I have been interested in supervision for some time and was involved in doing a small qualitative study that looked at supervision of occupational therapists in New Zealand. There were two parts to the study firstly participants in the study were asked what supervision is.
In defining supervision participants spoke of the activities of supervision, the nature of the supervisory relationship and identified three key concepts that described the purpose of supervision. The activities of supervision were raising issues and talking through problems: generating solutions. Raising issues gave a starting point from which supervision could begin. The issues raised were seen as emerging from a wide variety of contexts; those that relate to one’s professional and personal self, those that highlight one’s interactions and interventions with clients, and lastly those that relate to the wider context in which the person worked, for example the team or the organisation. Supervisees were clear that the activity of talking through problems: generating solutions was not about being given answers but rather enabling supervisees to work through their own solutions with guidance and support from a supervisor.
The quality and nature of the supervisory relationship was seen as critical to the effectiveness of these activities. In defining supervision participants described the nature of the supervisory relationship as one of mentoring which suggests as important the notion of nurturing within the relationship. All of the participants saw that the supervisory relationship must be supportive and trusting. These concepts provided a picture of a relationship that should be non-judgemental, respectful, encouraging, and that felt caring. It excluded the elements of oversight, checking and evaluation indicated in much of the literature. Interestingly mentoring was a term that was less frequently used as the interviews progressed and the characteristics of a supervisor became clearer.
For participants the purpose of supervision related to three key concepts; keeping safe, the opportunity for reflecting on practice and the provision of knowledge by the supervisor. Participants were concerned that their role and practice as an occupational therapist put them at risk. They felt at risk firstly by, being in situations where they might find their competence questioned. Secondly, due to the nature of working with people who were under stress or thirdly where they themselves felt physically or psychologically unsafe. Having a means to explore ways of keeping safe was therefore essential. Supporting this by looking at what they were doing in practice and how they were doing it, through reflection on practice and the feedback they received when involved in reflection were important purposes of supervision. Not all therapists have sufficient experience or resources for the variety of challenges that arise within their work place, particularly those new to occupational therapy or those settling into a new role. For these people the provision of knowledge is important. More skilled therapists likewise acknowledged that the knowledge supervisors impart as a part of offering different perspectives or suggesting resources is beneficial.
What really struck me about how the participants defined supervision is that they were showing that they saw that this was a process that could work for them.
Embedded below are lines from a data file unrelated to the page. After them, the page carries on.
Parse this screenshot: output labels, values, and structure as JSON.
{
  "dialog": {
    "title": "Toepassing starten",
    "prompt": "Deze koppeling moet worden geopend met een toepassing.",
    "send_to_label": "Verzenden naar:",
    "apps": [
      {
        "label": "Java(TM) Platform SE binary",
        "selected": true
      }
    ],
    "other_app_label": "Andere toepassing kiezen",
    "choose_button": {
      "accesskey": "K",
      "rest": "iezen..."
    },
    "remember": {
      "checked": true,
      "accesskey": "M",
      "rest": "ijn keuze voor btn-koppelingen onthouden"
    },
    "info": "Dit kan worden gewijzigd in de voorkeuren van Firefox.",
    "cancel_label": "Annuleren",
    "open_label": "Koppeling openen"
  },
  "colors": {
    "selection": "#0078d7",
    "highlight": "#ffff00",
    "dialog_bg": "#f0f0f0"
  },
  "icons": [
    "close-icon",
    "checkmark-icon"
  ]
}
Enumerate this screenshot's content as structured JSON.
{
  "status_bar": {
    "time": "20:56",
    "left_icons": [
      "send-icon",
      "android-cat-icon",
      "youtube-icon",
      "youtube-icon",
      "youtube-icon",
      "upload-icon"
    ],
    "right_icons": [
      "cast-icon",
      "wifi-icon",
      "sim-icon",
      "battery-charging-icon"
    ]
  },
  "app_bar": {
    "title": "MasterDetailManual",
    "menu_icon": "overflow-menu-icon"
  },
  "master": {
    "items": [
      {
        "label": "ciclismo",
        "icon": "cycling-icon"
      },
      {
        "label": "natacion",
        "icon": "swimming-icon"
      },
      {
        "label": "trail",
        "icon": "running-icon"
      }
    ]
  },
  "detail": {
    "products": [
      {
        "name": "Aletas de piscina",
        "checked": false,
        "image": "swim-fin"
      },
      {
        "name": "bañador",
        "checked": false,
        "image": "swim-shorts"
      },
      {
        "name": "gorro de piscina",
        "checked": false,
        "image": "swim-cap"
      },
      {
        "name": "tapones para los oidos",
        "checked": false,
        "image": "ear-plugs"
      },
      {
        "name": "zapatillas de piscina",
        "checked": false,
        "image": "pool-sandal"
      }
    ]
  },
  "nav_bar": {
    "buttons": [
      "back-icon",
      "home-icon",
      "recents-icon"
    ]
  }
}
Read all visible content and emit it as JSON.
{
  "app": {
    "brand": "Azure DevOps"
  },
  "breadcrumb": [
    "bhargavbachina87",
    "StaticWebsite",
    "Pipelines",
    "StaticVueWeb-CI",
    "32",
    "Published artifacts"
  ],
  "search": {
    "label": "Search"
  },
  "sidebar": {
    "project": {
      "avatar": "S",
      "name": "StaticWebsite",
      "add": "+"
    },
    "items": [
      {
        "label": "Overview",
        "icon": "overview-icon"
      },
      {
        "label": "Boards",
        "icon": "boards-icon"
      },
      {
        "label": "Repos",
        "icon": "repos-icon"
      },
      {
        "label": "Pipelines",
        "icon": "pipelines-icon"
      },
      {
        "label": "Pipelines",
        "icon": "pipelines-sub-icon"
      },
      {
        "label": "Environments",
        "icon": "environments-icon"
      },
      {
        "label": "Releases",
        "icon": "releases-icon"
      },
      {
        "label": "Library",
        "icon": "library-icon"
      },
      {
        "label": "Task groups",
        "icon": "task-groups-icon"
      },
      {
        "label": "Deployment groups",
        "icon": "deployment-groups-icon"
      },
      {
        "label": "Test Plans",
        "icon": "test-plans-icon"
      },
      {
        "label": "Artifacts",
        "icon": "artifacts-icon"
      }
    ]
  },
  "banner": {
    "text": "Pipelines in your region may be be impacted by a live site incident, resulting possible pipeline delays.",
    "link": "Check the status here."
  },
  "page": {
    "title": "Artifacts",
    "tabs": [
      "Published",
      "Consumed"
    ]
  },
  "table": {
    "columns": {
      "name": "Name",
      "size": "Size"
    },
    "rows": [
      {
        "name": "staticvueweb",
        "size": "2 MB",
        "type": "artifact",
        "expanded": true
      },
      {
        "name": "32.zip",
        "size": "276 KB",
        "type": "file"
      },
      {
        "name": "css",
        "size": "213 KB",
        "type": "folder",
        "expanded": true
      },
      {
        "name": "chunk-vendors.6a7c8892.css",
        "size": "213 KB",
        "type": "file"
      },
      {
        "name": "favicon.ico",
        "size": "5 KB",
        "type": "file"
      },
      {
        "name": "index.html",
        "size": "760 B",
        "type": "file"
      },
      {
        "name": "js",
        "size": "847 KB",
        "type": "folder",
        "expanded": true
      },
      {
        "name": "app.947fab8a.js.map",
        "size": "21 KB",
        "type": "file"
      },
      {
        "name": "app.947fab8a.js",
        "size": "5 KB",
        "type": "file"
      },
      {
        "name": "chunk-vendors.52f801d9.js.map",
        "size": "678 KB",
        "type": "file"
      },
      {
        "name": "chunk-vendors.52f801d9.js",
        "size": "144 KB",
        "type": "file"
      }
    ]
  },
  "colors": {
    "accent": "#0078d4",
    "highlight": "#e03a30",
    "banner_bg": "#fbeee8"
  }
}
They clearly wanted to be able to lead in the supervision by having a system that enabled them to work through their own challenges, and at the end to feel that they had come to their own solutions. I think the other thing that strikes you is the committment the therapists were wanting to make to ensure that they were continuing to grow as therapists. In looking at the ability technology now gives us we clearly need to ask if there is a role for web 2 and the internet in this process.